Charities question credibility of Coke balanced diet ad
Health charities have questioned the credibility of a Coca-Cola campaign that tries to prove its drinks can be part of a balanced diet, claiming it is unclear how brands such as the Coke masterbrand and Sprite would help the public lead a healthier lifestyle.
The “Grandfather” advert launched today (14 August) and compares the lifestyles of older and modern day consumers to show how eating well and drinking Coke in moderation can be beneficial to healthier living. Coke says the push aims to highlight how following the lifestyle “enjoyed by our grandparents” - moving more, eating well, taking it easy - can be beneficial.
It is based on “hundreds of stories”, according to the business and is part of a wider marketing push across its portfolio to help curb obesity levels in the UK.
Charities Sustain and Weight Concern, however, have questioned whether the company’s latest ad is a serious attempt to curb obesity rates in the UK or a “slick” PR move.
Malcolm Clark, co-ordinator for Sustain’s Children’s Food Campaign, says: “’Move more’ and ’eat well’ are definitely things we would support and encourage. But can drinking Coca-Cola ever really be part of a ’healthy lifestyle’, as the film title suggests? Coke seems to be a proponent of the nudge school of thought, hoping that viewers pick up on the subtle differences in lifestyle shown in the ad and are encouraged by nostalgia or whatever to be more like grandfather.
“It is worth noting how all the bottles in the ad are full sugar versions of Coke and then they sneak in a quick image of Coke Zero at the very end. I think that says it all about how serious the company really is about changing our drinking habits.”
Dr Laura McGowan, executive director at Weight Concern, says: “Although Weight Concern supports efforts which are intended to help the public live a healthier lifestyle, it is unclear as to how this particular advertising campaign does that. Getting people to move more and consume fewer calories is an important public health challenge for us all, and reducing the number of ‘empty calories’ consumed through soft drinks is one key issue. However, much more needs to be done.”
Coke has defended the advert claiming it is educating people to make “make conscious choices about the importance of balancing calories in and calories out”.
In a statement the company said: “This ad doesn’t stand alone and we stand by the importance of communicating on energy balance.
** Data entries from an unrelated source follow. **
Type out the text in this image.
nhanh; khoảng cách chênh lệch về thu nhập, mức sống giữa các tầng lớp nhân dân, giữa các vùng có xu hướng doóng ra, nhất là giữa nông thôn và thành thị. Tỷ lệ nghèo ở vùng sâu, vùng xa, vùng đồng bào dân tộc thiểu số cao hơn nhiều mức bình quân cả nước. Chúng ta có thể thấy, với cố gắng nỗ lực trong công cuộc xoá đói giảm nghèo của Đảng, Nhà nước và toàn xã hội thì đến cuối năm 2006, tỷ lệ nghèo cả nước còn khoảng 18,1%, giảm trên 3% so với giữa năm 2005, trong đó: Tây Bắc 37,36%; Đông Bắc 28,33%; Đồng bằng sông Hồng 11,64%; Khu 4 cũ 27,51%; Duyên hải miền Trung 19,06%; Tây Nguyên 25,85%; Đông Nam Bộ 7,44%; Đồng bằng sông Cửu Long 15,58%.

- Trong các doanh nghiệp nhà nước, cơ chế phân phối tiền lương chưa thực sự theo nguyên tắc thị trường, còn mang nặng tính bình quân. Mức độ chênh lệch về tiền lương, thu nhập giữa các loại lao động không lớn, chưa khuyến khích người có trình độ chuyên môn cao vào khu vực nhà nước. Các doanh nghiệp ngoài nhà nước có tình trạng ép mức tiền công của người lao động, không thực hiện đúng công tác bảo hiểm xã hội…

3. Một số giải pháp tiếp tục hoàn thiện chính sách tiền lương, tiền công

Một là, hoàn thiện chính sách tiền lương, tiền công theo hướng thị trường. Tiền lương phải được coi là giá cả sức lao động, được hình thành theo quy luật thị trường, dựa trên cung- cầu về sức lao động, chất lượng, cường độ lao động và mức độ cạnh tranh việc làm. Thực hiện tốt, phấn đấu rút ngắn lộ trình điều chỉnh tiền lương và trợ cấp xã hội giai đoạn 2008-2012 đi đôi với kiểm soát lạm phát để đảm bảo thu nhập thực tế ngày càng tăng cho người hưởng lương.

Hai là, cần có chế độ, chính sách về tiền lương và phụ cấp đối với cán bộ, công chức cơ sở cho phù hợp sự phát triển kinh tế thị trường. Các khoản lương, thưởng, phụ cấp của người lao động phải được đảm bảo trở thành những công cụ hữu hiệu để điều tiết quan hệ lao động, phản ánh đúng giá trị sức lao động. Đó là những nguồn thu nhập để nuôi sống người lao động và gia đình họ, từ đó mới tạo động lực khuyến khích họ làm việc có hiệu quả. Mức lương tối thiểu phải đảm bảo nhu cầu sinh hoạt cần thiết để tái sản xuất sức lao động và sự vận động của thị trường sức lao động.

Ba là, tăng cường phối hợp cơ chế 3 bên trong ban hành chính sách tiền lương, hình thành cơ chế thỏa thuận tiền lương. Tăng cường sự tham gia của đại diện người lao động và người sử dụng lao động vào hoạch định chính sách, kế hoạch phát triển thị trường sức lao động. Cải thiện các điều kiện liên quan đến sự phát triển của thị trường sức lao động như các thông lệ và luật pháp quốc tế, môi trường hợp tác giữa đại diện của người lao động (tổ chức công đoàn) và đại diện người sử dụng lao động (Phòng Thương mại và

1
We know we can’t fix obesity on our own, but these actions are part of a long-term commitment on our part to help tackle the problem.
”All of our drinks can be enjoyed as part of a balanced diet and active lifestyle. We recognise that it is important to offer consumers a range of options, and the advert reflects this with the Coke Zero option included.”
Coke will launch a further two ads later in the year alongside activity for Coca-Cola Zero and a push for Coke’s slimmer cans with fewer calories, which launched earlier this year. The company has come under repeated fire from health campaign groups over a number of years for its perceived lack of effort to tackle the nation’s rising obesity levels.
The drinks maker claims it knows ”advertising alone” will not address the challenge of obesity, but believes it can help by launching wider measures such as the reformulation of Sprite.